Du Riesling au vin orange

Hidden Bench se situe un peu plus à l’ouest, sur la Beamsville Bench. Harald Thiel mise surtout sur son Pinot Noir astringent, mais convainc aussi avec son Chardonnay sérieux, son Riesling et – évidemment – son vin effervescent. Les vins ont besoin de temps pour s’ouvrir – et le méritent –, mais le voyage se poursuit, direction Niagara-on-the-lake. Southbrook, premier domaine biodynamique du Canada depuis 2008, abrite un bâtiment moderne et durable, vingt hectares de vigne, de prairies et de forêts, ainsi qu’une ferme avec des animaux. Outre des vins rouges très classiques, l’œnologue Ann Sperling me présente un Pet’Nat’ à base de Vidal, et l’Orange Wine 2016, mis en bouteille sans filtration ni ajout de soufre. Tous deux s’emploient à découvrir le véritable caractère de la région (la Vintner Quality Alliance d’Ontario vient d’introduire une nouvelle catégorie dédiée aux «Orange Wines»).
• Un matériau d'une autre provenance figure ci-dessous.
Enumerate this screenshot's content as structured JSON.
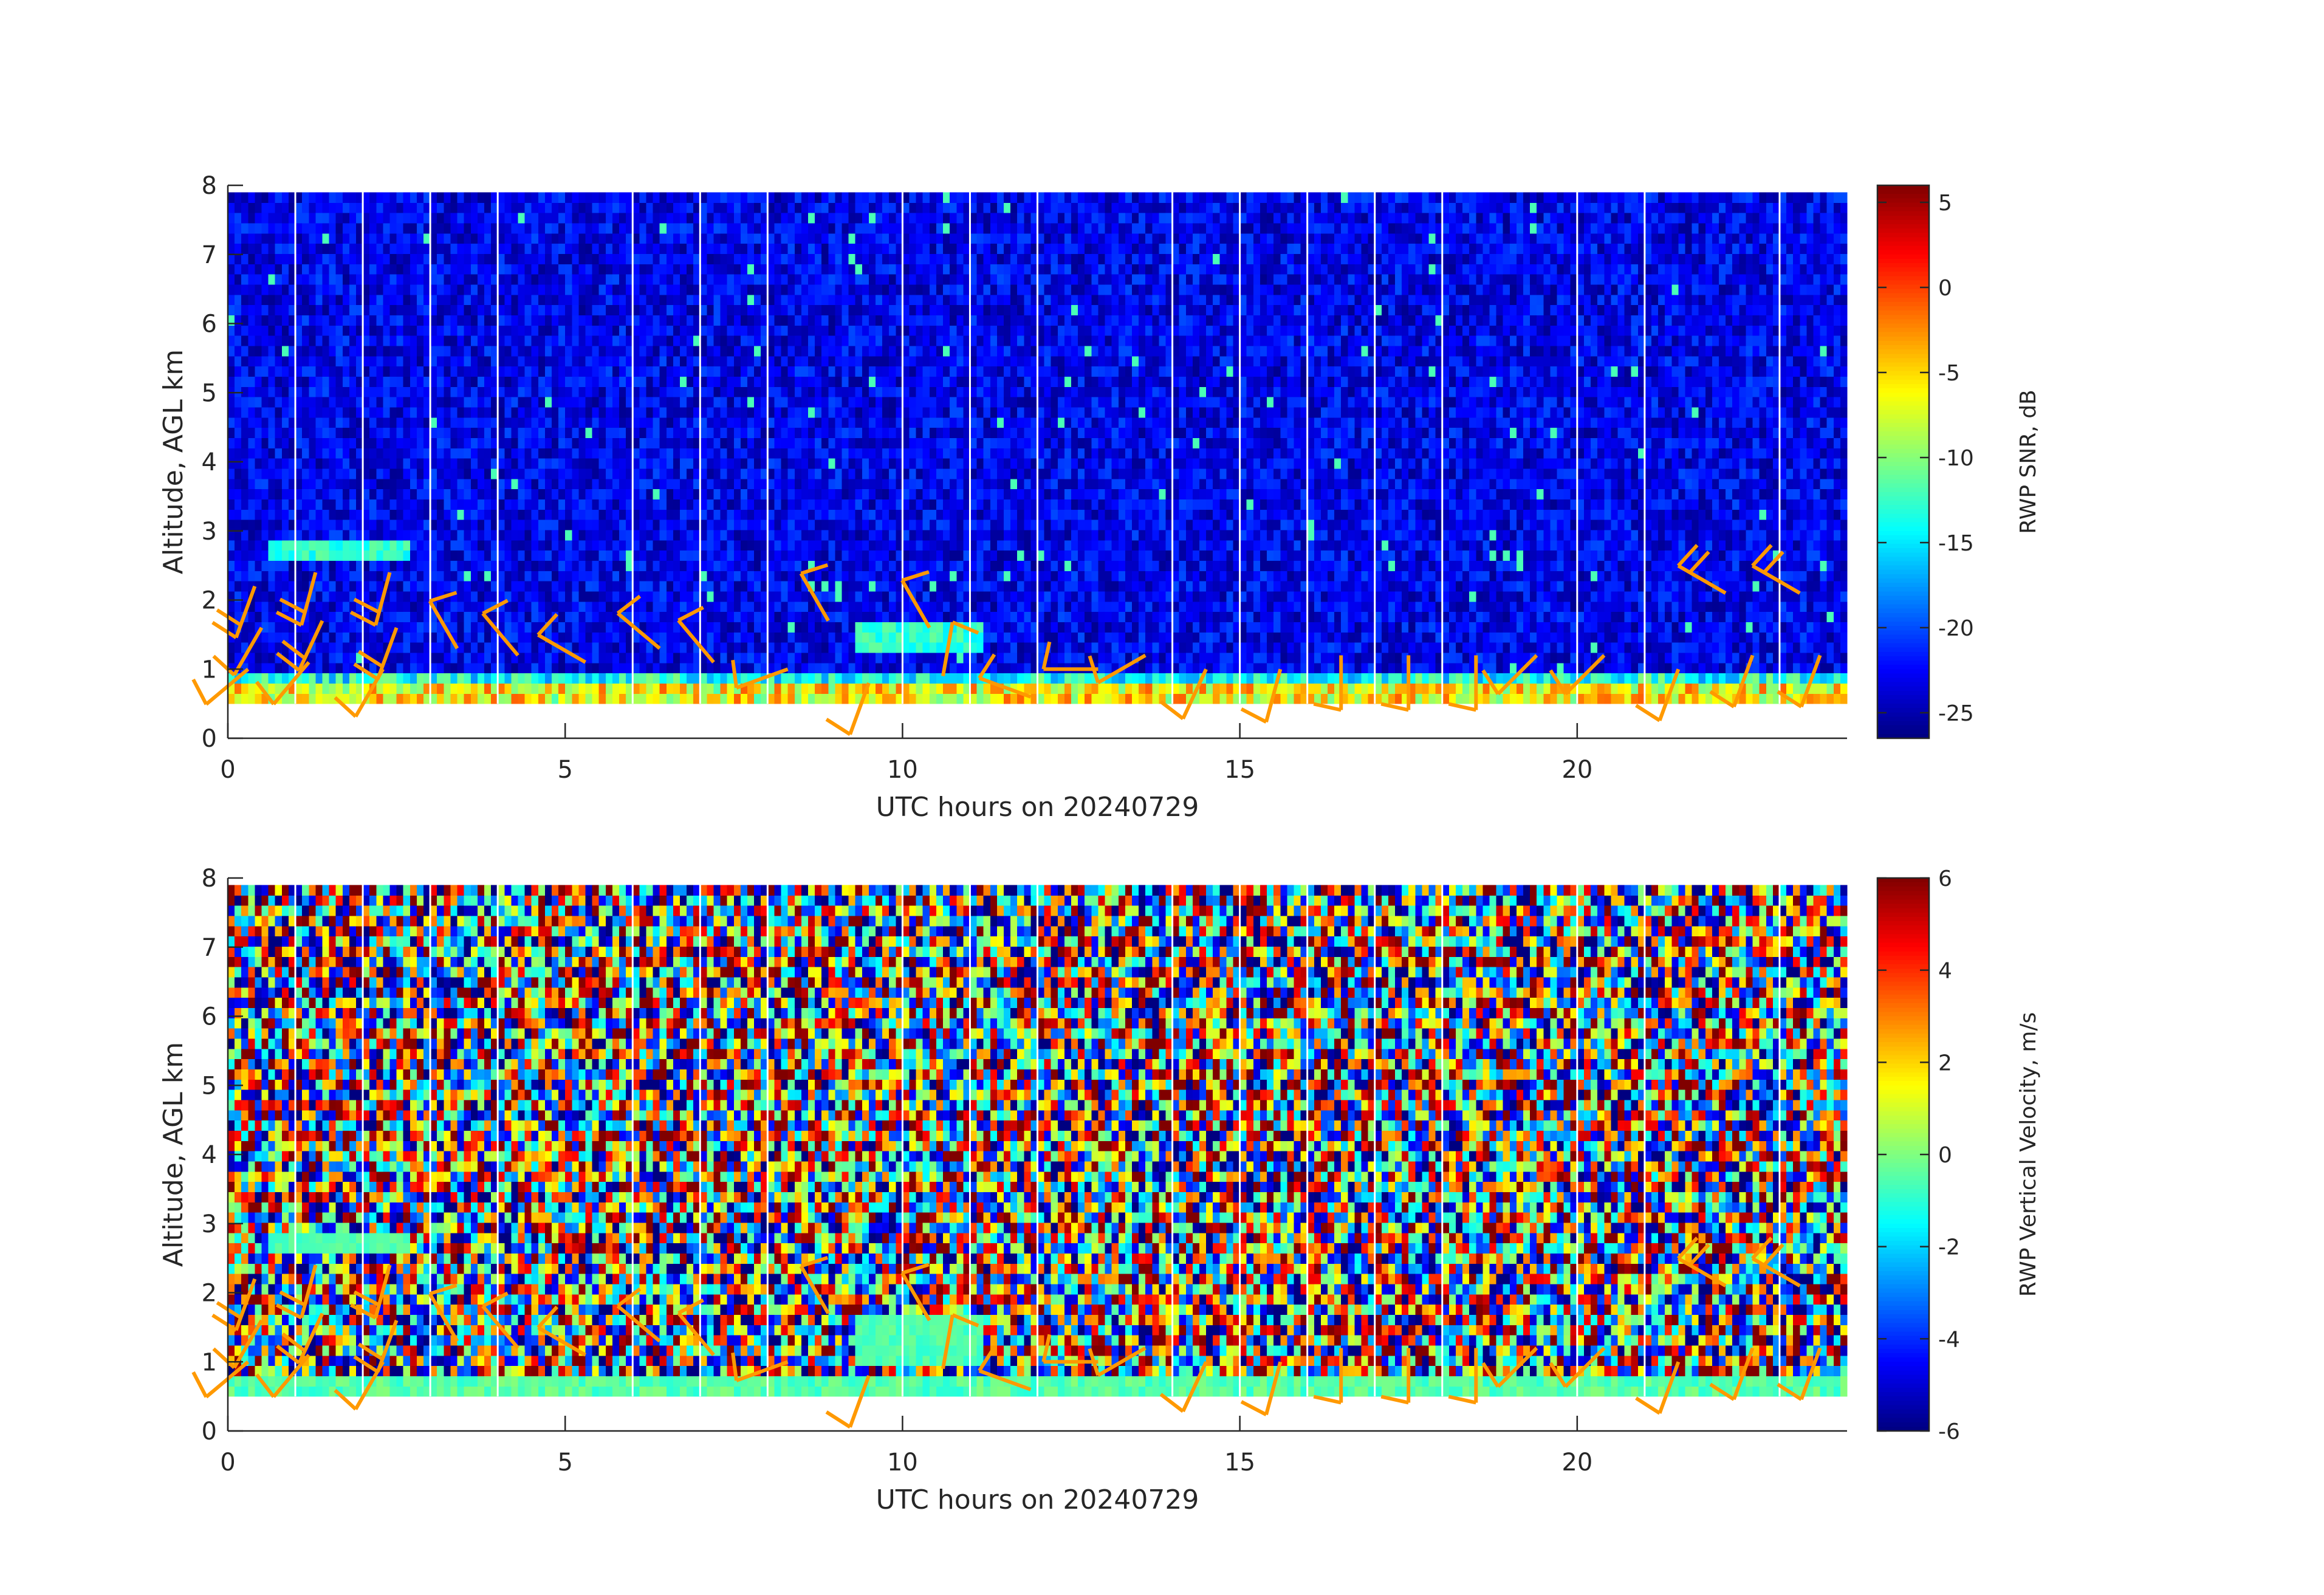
{
  "chart_data": [
    {
      "type": "heatmap",
      "title": "",
      "xlabel": "UTC hours on 20240729",
      "ylabel": "Altitude, AGL km",
      "xlim": [
        0,
        24
      ],
      "ylim": [
        0,
        8
      ],
      "x_ticks": [
        "0",
        "5",
        "10",
        "15",
        "20"
      ],
      "y_ticks": [
        "0",
        "1",
        "2",
        "3",
        "4",
        "5",
        "6",
        "7",
        "8"
      ],
      "colorbar": {
        "label": "RWP SNR, dB",
        "colormap": "jet",
        "range": [
          -26.5,
          6
        ],
        "ticks": [
          "5",
          "0",
          "-5",
          "-10",
          "-15",
          "-20",
          "-25"
        ]
      },
      "field": "snr",
      "data_altitude_range_km": [
        0.5,
        7.9
      ],
      "gap_hours": [
        1,
        2,
        3,
        4,
        6,
        7,
        8,
        10,
        11,
        12,
        14,
        15,
        16,
        17,
        18,
        20,
        21,
        23
      ],
      "overlays": {
        "wind_barb_color": "#ff9900",
        "description_free": true
      }
    },
    {
      "type": "heatmap",
      "title": "",
      "xlabel": "UTC hours on 20240729",
      "ylabel": "Altitude, AGL km",
      "xlim": [
        0,
        24
      ],
      "ylim": [
        0,
        8
      ],
      "x_ticks": [
        "0",
        "5",
        "10",
        "15",
        "20"
      ],
      "y_ticks": [
        "0",
        "1",
        "2",
        "3",
        "4",
        "5",
        "6",
        "7",
        "8"
      ],
      "colorbar": {
        "label": "RWP Vertical Velocity, m/s",
        "colormap": "jet",
        "range": [
          -6,
          6
        ],
        "ticks": [
          "6",
          "4",
          "2",
          "0",
          "-2",
          "-4",
          "-6"
        ]
      },
      "field": "velocity",
      "data_altitude_range_km": [
        0.5,
        7.9
      ],
      "gap_hours": [
        1,
        2,
        3,
        4,
        6,
        7,
        8,
        10,
        11,
        12,
        14,
        15,
        16,
        17,
        18,
        20,
        21,
        23
      ],
      "overlays": {
        "wind_barb_color": "#ff9900"
      }
    }
  ],
  "wind_barbs": [
    {
      "t": 0.4,
      "z": 2.2,
      "dir": 200,
      "spd": 15
    },
    {
      "t": 0.5,
      "z": 1.6,
      "dir": 210,
      "spd": 12
    },
    {
      "t": 0.3,
      "z": 1.0,
      "dir": 230,
      "spd": 10
    },
    {
      "t": 1.3,
      "z": 2.4,
      "dir": 195,
      "spd": 20
    },
    {
      "t": 1.4,
      "z": 1.7,
      "dir": 205,
      "spd": 15
    },
    {
      "t": 1.2,
      "z": 1.1,
      "dir": 220,
      "spd": 10
    },
    {
      "t": 2.4,
      "z": 2.4,
      "dir": 195,
      "spd": 20
    },
    {
      "t": 2.5,
      "z": 1.6,
      "dir": 200,
      "spd": 15
    },
    {
      "t": 2.3,
      "z": 1.0,
      "dir": 210,
      "spd": 10
    },
    {
      "t": 3.4,
      "z": 1.3,
      "dir": 330,
      "spd": 10
    },
    {
      "t": 4.3,
      "z": 1.2,
      "dir": 320,
      "spd": 10
    },
    {
      "t": 5.3,
      "z": 1.1,
      "dir": 300,
      "spd": 10
    },
    {
      "t": 6.4,
      "z": 1.3,
      "dir": 310,
      "spd": 10
    },
    {
      "t": 7.2,
      "z": 1.1,
      "dir": 320,
      "spd": 10
    },
    {
      "t": 8.3,
      "z": 1.0,
      "dir": 250,
      "spd": 10
    },
    {
      "t": 8.9,
      "z": 1.7,
      "dir": 330,
      "spd": 10
    },
    {
      "t": 9.5,
      "z": 0.8,
      "dir": 200,
      "spd": 10
    },
    {
      "t": 10.4,
      "z": 1.6,
      "dir": 330,
      "spd": 10
    },
    {
      "t": 10.6,
      "z": 0.9,
      "dir": 10,
      "spd": 10
    },
    {
      "t": 11.9,
      "z": 0.6,
      "dir": 290,
      "spd": 10
    },
    {
      "t": 12.9,
      "z": 1.0,
      "dir": 270,
      "spd": 10
    },
    {
      "t": 13.6,
      "z": 1.2,
      "dir": 240,
      "spd": 10
    },
    {
      "t": 14.5,
      "z": 1.0,
      "dir": 205,
      "spd": 10
    },
    {
      "t": 15.6,
      "z": 1.0,
      "dir": 195,
      "spd": 10
    },
    {
      "t": 16.5,
      "z": 1.2,
      "dir": 180,
      "spd": 10
    },
    {
      "t": 17.5,
      "z": 1.2,
      "dir": 180,
      "spd": 10
    },
    {
      "t": 18.5,
      "z": 1.2,
      "dir": 180,
      "spd": 10
    },
    {
      "t": 19.4,
      "z": 1.2,
      "dir": 225,
      "spd": 10
    },
    {
      "t": 20.4,
      "z": 1.2,
      "dir": 225,
      "spd": 10
    },
    {
      "t": 21.5,
      "z": 1.0,
      "dir": 200,
      "spd": 10
    },
    {
      "t": 22.2,
      "z": 2.1,
      "dir": 300,
      "spd": 15
    },
    {
      "t": 22.6,
      "z": 1.2,
      "dir": 200,
      "spd": 10
    },
    {
      "t": 23.3,
      "z": 2.1,
      "dir": 300,
      "spd": 15
    },
    {
      "t": 23.6,
      "z": 1.2,
      "dir": 200,
      "spd": 10
    }
  ]
}
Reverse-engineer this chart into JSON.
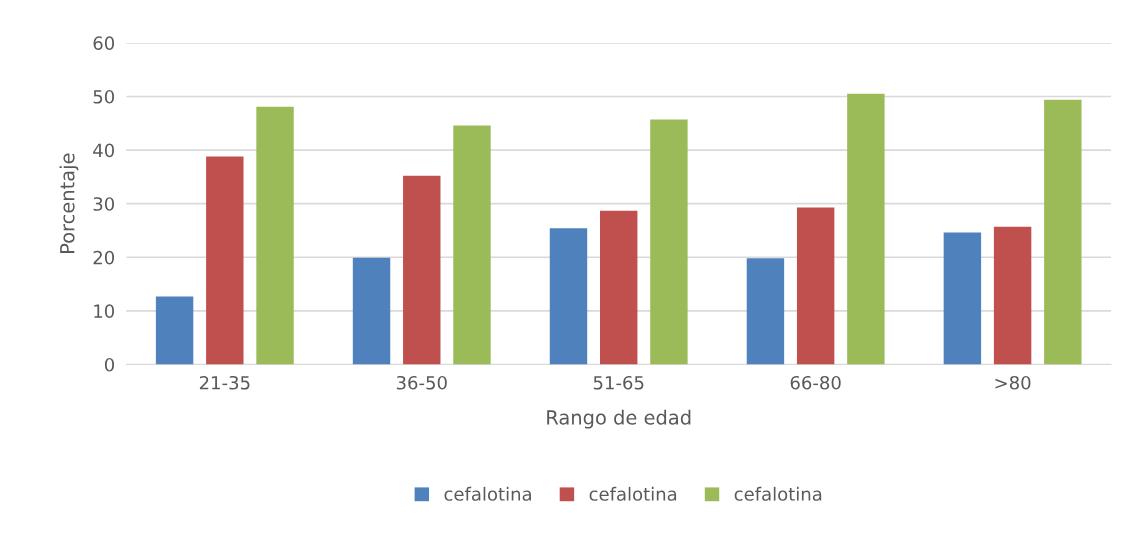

Tout en noir et blanc, Stratus Winery, un domaine moderne qui appartient à un fabricant de meubles de bureau de Toronto, s’efforce lui aussi de mettre au jour le potentiel de la région avec ses seize cépages cultivés sur 22 hectares. Avec sa barbe grise hirsute et ses petites lunettes rondes, le vigneron Jean-Laurent Groux offre un contraste intéressant avec l’intérieur sévère et élabore des vins puissants, alcoolisés et très boisés, au style tout aussi marqué. A contrario, les Rieslings de Charles Baker sont rafraîchissants avec leurs agrumes juteux et offrent un très bel équilibre entre acidité et sucrosité.

Ravine, quant à elle, est une ancienne propriété, transformée en domaine viticole en 2008. Ravine Brut (Pinot Noir et Chardonnay), à l’acidité prononcée, mousse avec légèreté, le Riesling témoigne de l’amour de l’œnologue Marty Werner pour le Kabinett de Moselle. Cependant, le trentenaire décontracté est aussi capable d’élever de savoureux Chardonnay («s’inspirant de la philosophie bourguignonne, sans chercher à la copier») et un Cabernet de qualité. Mes journées sont longues et remplies de dégustations. Pourtant, il reste tant de domaines à visiter: Rosewood Estates, Kew, Pearl Morissette, Malivoire, 13th Street! C’était bien différent lors de ma première visite à Toronto en 1985. Une dégustation chez Inniskillin avait un côté exotique et presque rebelle, aujourd’hui le parking accueille des limousines et le domaine voit se succéder les enterrements de vie de jeune fille. C’est aussi cela le vin à Niagara. 

Et le vin de glace? Oui, il y en a (et en trop grand nombre pour pouvoir tous les citer!). Mais pas que, comme le montre notre voyage dans l’Est canadien!